Most stables mean horses are unable to fully see or touch their companions.  This seclusion increases their stress as they can no longer act as a herd when exposed to threats such as fireworks.

Finally, the restriction in a stable means horses can’t flee from the noise, they no longer have the choice of a proper flight reaction.  The horse is expected to overlook its own evolution and no longer react to a threat by fleeing.  Being unable to react in a normal manner can lead to phobias developing or worsening as the horse cannot act appropriately to the threat.

Some horses, however, follow their instinct and flee, resulting in them crashing through or jumping over their stable doors. Fleeing understandably and easily causes serious injuries from damage caused by the door or by fleeing towards other hazards.

Horse and fireworks
Turn them out into the field when there’s fireworks?
Or The Field?

Compared to when stabled, horses kept in a field can flee much more easily though this depends on the size of the field. As they have got more space they’re also less likely to get injured when trying to flee.

If outdoors, there is a larger area which they can look over rather than being enclosed and only seeing a small space.  Allowing them to see into the distance gives them the opportunity to investigate what is occurring and find places to flee to.

Finally, when in the field, a horse is likely to be with some companions who will help reassure each other through strength in numbers.

I have, however, heard of horses stampeding through fences due to fireworks and causing injuries or even fatalities. That risk is still present if stabled though as horses are more than strong enough to break out of their stable by sheer force, especially when panicking.

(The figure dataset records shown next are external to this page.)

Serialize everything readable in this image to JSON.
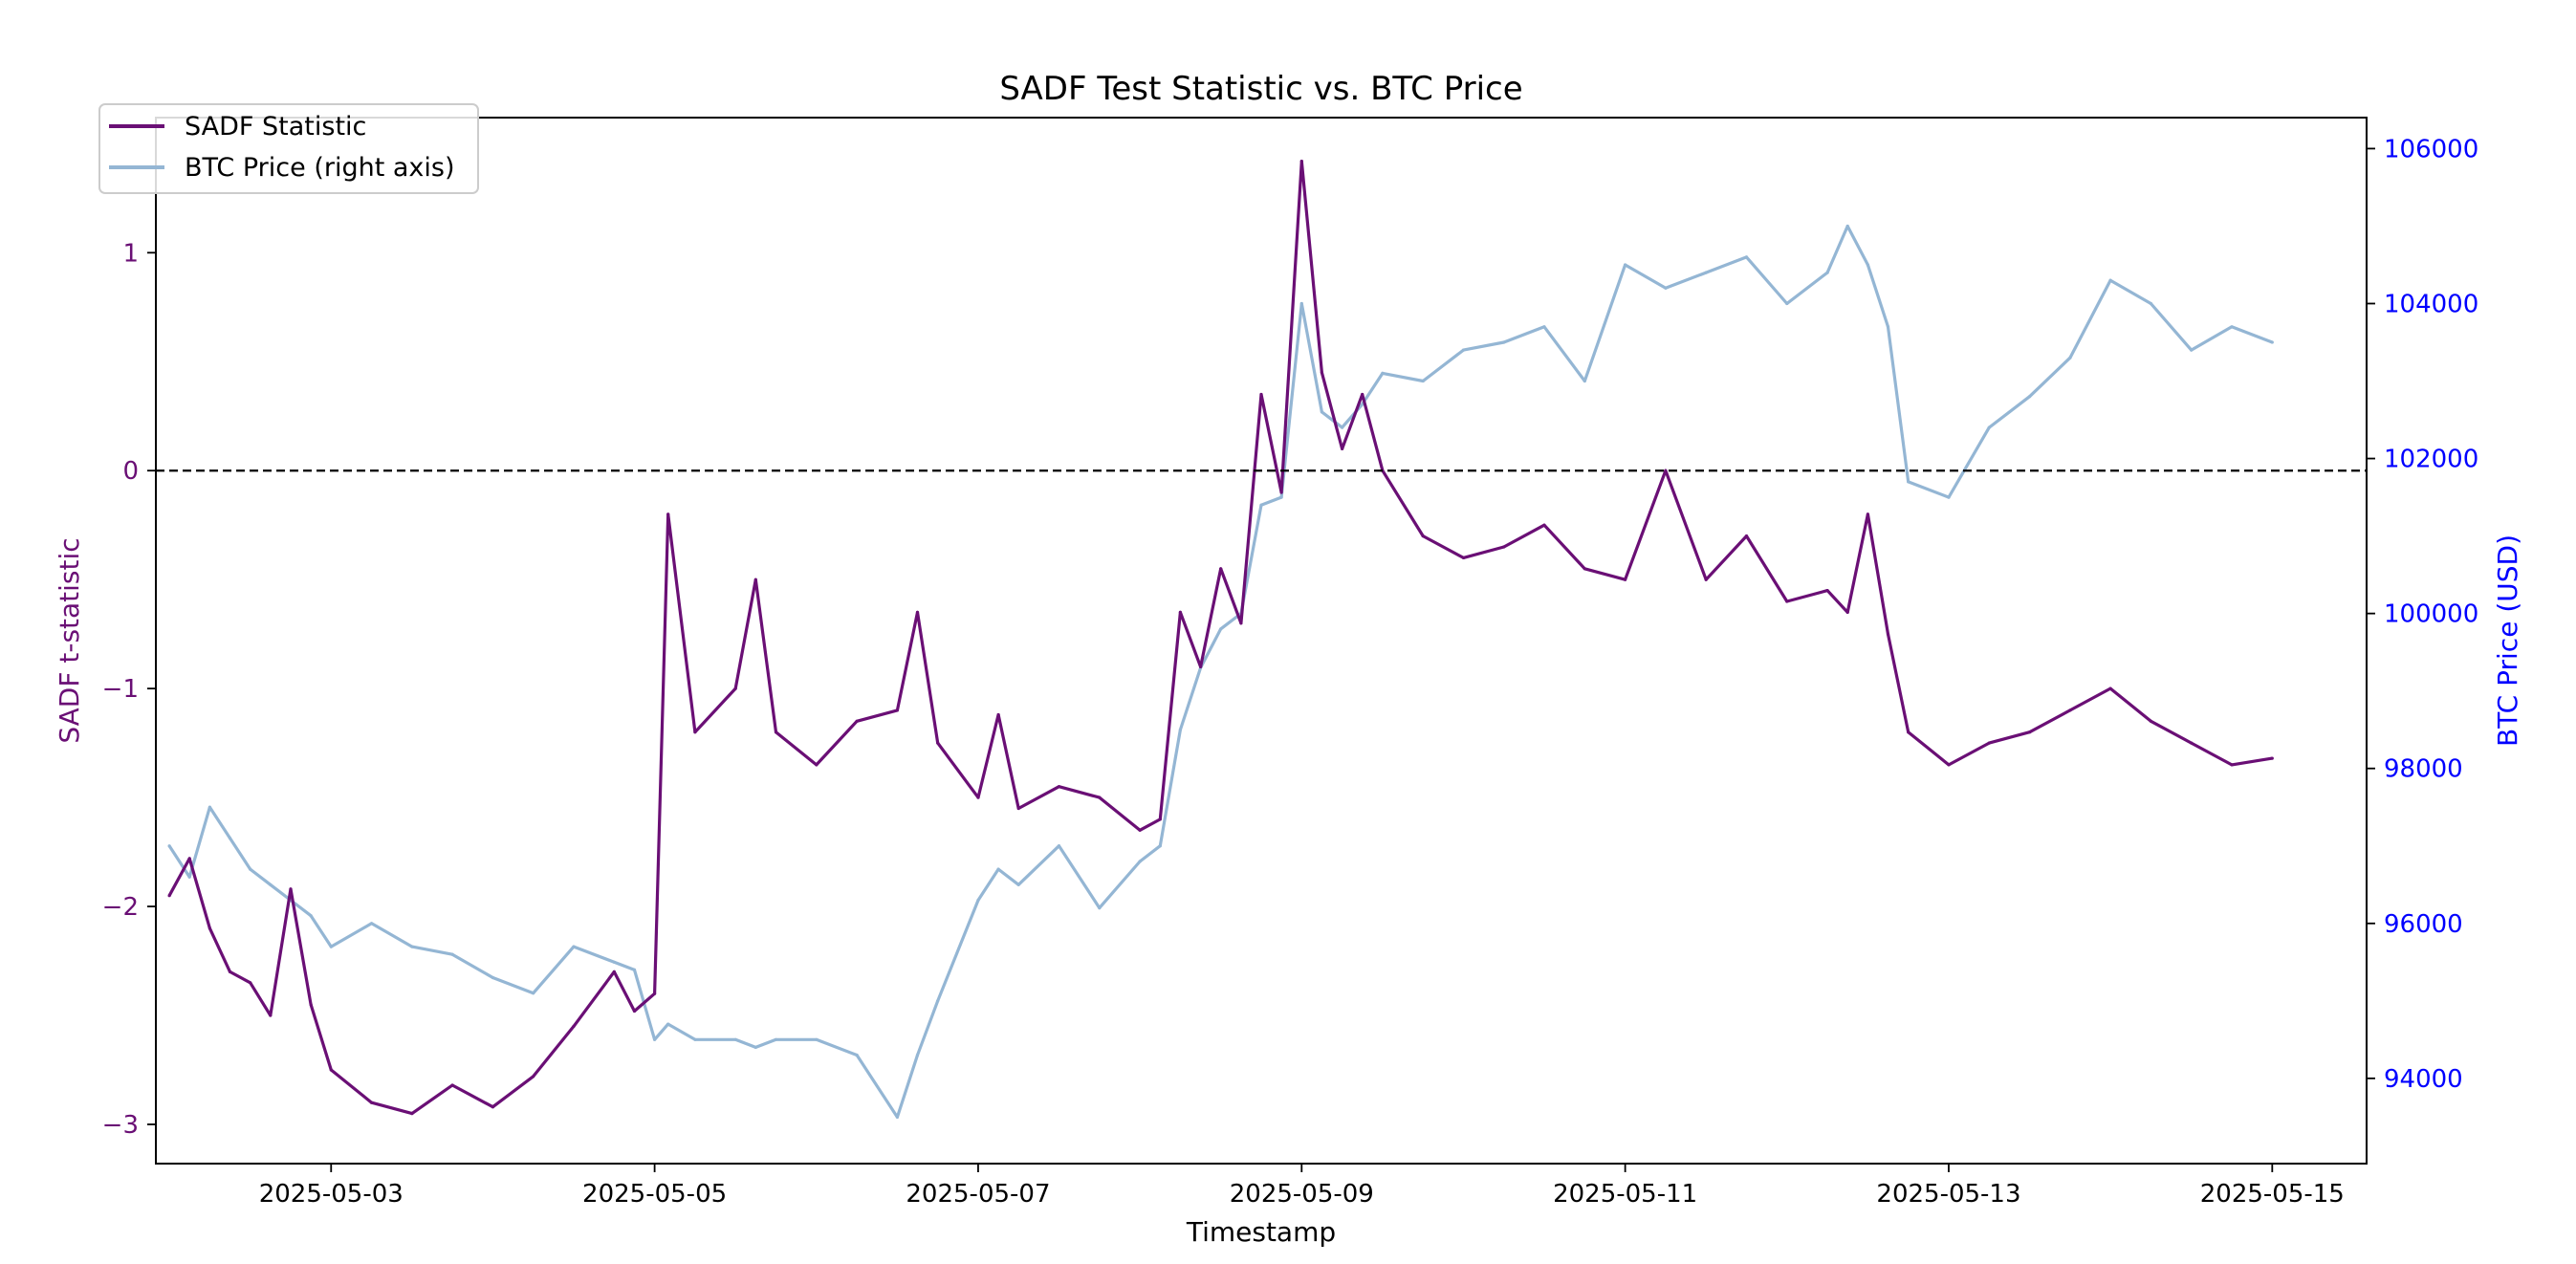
{
  "chart_data": {
    "type": "line",
    "title": "SADF Test Statistic vs. BTC Price",
    "xlabel": "Timestamp",
    "ylabel_left": "SADF t-statistic",
    "ylabel_right": "BTC Price (USD)",
    "x_ticks": [
      "2025-05-03",
      "2025-05-05",
      "2025-05-07",
      "2025-05-09",
      "2025-05-11",
      "2025-05-13",
      "2025-05-15"
    ],
    "y_left_ticks": [
      1,
      0,
      -1,
      -2,
      -3
    ],
    "y_left_tick_labels": [
      "1",
      "0",
      "−1",
      "−2",
      "−3"
    ],
    "y_left_range": [
      -3.18,
      1.62
    ],
    "y_right_ticks": [
      106000,
      104000,
      102000,
      100000,
      98000,
      96000,
      94000
    ],
    "y_right_tick_labels": [
      "106000",
      "104000",
      "102000",
      "100000",
      "98000",
      "96000",
      "94000"
    ],
    "y_right_range": [
      92900,
      106400
    ],
    "x_range": [
      "2025-05-01T22:00",
      "2025-05-15T14:00"
    ],
    "reference_line": {
      "y": 0,
      "style": "dashed",
      "color": "#000000"
    },
    "grid": false,
    "legend_position": "top-left",
    "colors": {
      "sadf": "#6a0f75",
      "btc": "#94b6d4",
      "left_axis": "#6a0f75",
      "right_axis": "#0000ff"
    },
    "series": [
      {
        "name": "SADF Statistic",
        "axis": "left",
        "x": [
          "2025-05-02T00:00",
          "2025-05-02T03:00",
          "2025-05-02T06:00",
          "2025-05-02T09:00",
          "2025-05-02T12:00",
          "2025-05-02T15:00",
          "2025-05-02T18:00",
          "2025-05-02T21:00",
          "2025-05-03T00:00",
          "2025-05-03T06:00",
          "2025-05-03T12:00",
          "2025-05-03T18:00",
          "2025-05-04T00:00",
          "2025-05-04T06:00",
          "2025-05-04T12:00",
          "2025-05-04T18:00",
          "2025-05-04T21:00",
          "2025-05-05T00:00",
          "2025-05-05T02:00",
          "2025-05-05T06:00",
          "2025-05-05T12:00",
          "2025-05-05T15:00",
          "2025-05-05T18:00",
          "2025-05-06T00:00",
          "2025-05-06T06:00",
          "2025-05-06T12:00",
          "2025-05-06T15:00",
          "2025-05-06T18:00",
          "2025-05-07T00:00",
          "2025-05-07T03:00",
          "2025-05-07T06:00",
          "2025-05-07T12:00",
          "2025-05-07T18:00",
          "2025-05-08T00:00",
          "2025-05-08T03:00",
          "2025-05-08T06:00",
          "2025-05-08T09:00",
          "2025-05-08T12:00",
          "2025-05-08T15:00",
          "2025-05-08T18:00",
          "2025-05-08T21:00",
          "2025-05-09T00:00",
          "2025-05-09T03:00",
          "2025-05-09T06:00",
          "2025-05-09T09:00",
          "2025-05-09T12:00",
          "2025-05-09T18:00",
          "2025-05-10T00:00",
          "2025-05-10T06:00",
          "2025-05-10T12:00",
          "2025-05-10T18:00",
          "2025-05-11T00:00",
          "2025-05-11T06:00",
          "2025-05-11T12:00",
          "2025-05-11T18:00",
          "2025-05-12T00:00",
          "2025-05-12T06:00",
          "2025-05-12T09:00",
          "2025-05-12T12:00",
          "2025-05-12T15:00",
          "2025-05-12T18:00",
          "2025-05-13T00:00",
          "2025-05-13T06:00",
          "2025-05-13T12:00",
          "2025-05-13T18:00",
          "2025-05-14T00:00",
          "2025-05-14T06:00",
          "2025-05-14T12:00",
          "2025-05-14T18:00",
          "2025-05-15T00:00"
        ],
        "values": [
          -1.95,
          -1.78,
          -2.1,
          -2.3,
          -2.35,
          -2.5,
          -1.92,
          -2.45,
          -2.75,
          -2.9,
          -2.95,
          -2.82,
          -2.92,
          -2.78,
          -2.55,
          -2.3,
          -2.48,
          -2.4,
          -0.2,
          -1.2,
          -1.0,
          -0.5,
          -1.2,
          -1.35,
          -1.15,
          -1.1,
          -0.65,
          -1.25,
          -1.5,
          -1.12,
          -1.55,
          -1.45,
          -1.5,
          -1.65,
          -1.6,
          -0.65,
          -0.9,
          -0.45,
          -0.7,
          0.35,
          -0.1,
          1.42,
          0.45,
          0.1,
          0.35,
          0.0,
          -0.3,
          -0.4,
          -0.35,
          -0.25,
          -0.45,
          -0.5,
          0.0,
          -0.5,
          -0.3,
          -0.6,
          -0.55,
          -0.65,
          -0.2,
          -0.75,
          -1.2,
          -1.35,
          -1.25,
          -1.2,
          -1.1,
          -1.0,
          -1.15,
          -1.25,
          -1.35,
          -1.32
        ]
      },
      {
        "name": "BTC Price (right axis)",
        "axis": "right",
        "x": [
          "2025-05-02T00:00",
          "2025-05-02T03:00",
          "2025-05-02T06:00",
          "2025-05-02T09:00",
          "2025-05-02T12:00",
          "2025-05-02T15:00",
          "2025-05-02T18:00",
          "2025-05-02T21:00",
          "2025-05-03T00:00",
          "2025-05-03T06:00",
          "2025-05-03T12:00",
          "2025-05-03T18:00",
          "2025-05-04T00:00",
          "2025-05-04T06:00",
          "2025-05-04T12:00",
          "2025-05-04T18:00",
          "2025-05-04T21:00",
          "2025-05-05T00:00",
          "2025-05-05T02:00",
          "2025-05-05T06:00",
          "2025-05-05T12:00",
          "2025-05-05T15:00",
          "2025-05-05T18:00",
          "2025-05-06T00:00",
          "2025-05-06T06:00",
          "2025-05-06T12:00",
          "2025-05-06T15:00",
          "2025-05-06T18:00",
          "2025-05-07T00:00",
          "2025-05-07T03:00",
          "2025-05-07T06:00",
          "2025-05-07T12:00",
          "2025-05-07T18:00",
          "2025-05-08T00:00",
          "2025-05-08T03:00",
          "2025-05-08T06:00",
          "2025-05-08T09:00",
          "2025-05-08T12:00",
          "2025-05-08T15:00",
          "2025-05-08T18:00",
          "2025-05-08T21:00",
          "2025-05-09T00:00",
          "2025-05-09T03:00",
          "2025-05-09T06:00",
          "2025-05-09T09:00",
          "2025-05-09T12:00",
          "2025-05-09T18:00",
          "2025-05-10T00:00",
          "2025-05-10T06:00",
          "2025-05-10T12:00",
          "2025-05-10T18:00",
          "2025-05-11T00:00",
          "2025-05-11T06:00",
          "2025-05-11T12:00",
          "2025-05-11T18:00",
          "2025-05-12T00:00",
          "2025-05-12T06:00",
          "2025-05-12T09:00",
          "2025-05-12T12:00",
          "2025-05-12T15:00",
          "2025-05-12T18:00",
          "2025-05-13T00:00",
          "2025-05-13T06:00",
          "2025-05-13T12:00",
          "2025-05-13T18:00",
          "2025-05-14T00:00",
          "2025-05-14T06:00",
          "2025-05-14T12:00",
          "2025-05-14T18:00",
          "2025-05-15T00:00"
        ],
        "values": [
          97000,
          96600,
          97500,
          97100,
          96700,
          96500,
          96300,
          96100,
          95700,
          96000,
          95700,
          95600,
          95300,
          95100,
          95700,
          95500,
          95400,
          94500,
          94700,
          94500,
          94500,
          94400,
          94500,
          94500,
          94300,
          93500,
          94300,
          95000,
          96300,
          96700,
          96500,
          97000,
          96200,
          96800,
          97000,
          98500,
          99300,
          99800,
          100000,
          101400,
          101500,
          104000,
          102600,
          102400,
          102700,
          103100,
          103000,
          103400,
          103500,
          103700,
          103000,
          104500,
          104200,
          104400,
          104600,
          104000,
          104400,
          105000,
          104500,
          103700,
          101700,
          101500,
          102400,
          102800,
          103300,
          104300,
          104000,
          103400,
          103700,
          103500
        ]
      }
    ]
  }
}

Saying that though, horses like a routine.  Their stress levels will be greater if you break their routine.  Therefore, it is often better to treat them as you normally would rather than suddenly go against their routine.

Stereo to distract from fireworks
Put on some music to help distract from the fireworks
How best to Help

Whether they are stabled or in a field you can do things to make them as calm and safe as possible;

  • Around bonfire night/ New Years Eve keep your eye out for local firework displays. Also, talk to your neighbours to see if they are letting any fireworks off.  This will help you prepare more as you will know how close they will be and the times they will be set off.
  • Allowing them to at least see a companion can help calm them down a bit
  • Putting on some music; that can both muffle the noise of fireworks and distract the horse from the fireworks.
  • Make sure there is no debris/ hazards in the stable or field that they could injure themselves on.
  • Try and ensure the field or stable is as secure as possible.
  • Ensure your horse is not left alone; someone needs to be there in case something goes wrong.  However, if a horse panics do NOT go in a stable with it.  If you do you will cause it more stress and may get injured.
  • Make sure you have your vet’s number in case they have an injury or are becoming extremely distressed.
  • If your horse has previously been distressed by fireworks talk to your vet about using sedatives to keep them calm.  Sedatives are not suitable for all horses.  Also, if your horse is sedated you must stay with them until it wears off to monitor them for problems with breathing, falling over and colic.
Further Advice

The British Horse Society also gives out information on how to help your horse around fireworks.

I hope this blog helps horse owners, riders and general members of the public to understand the issues facing horses and to try to help to reduce the horse’s fear levels.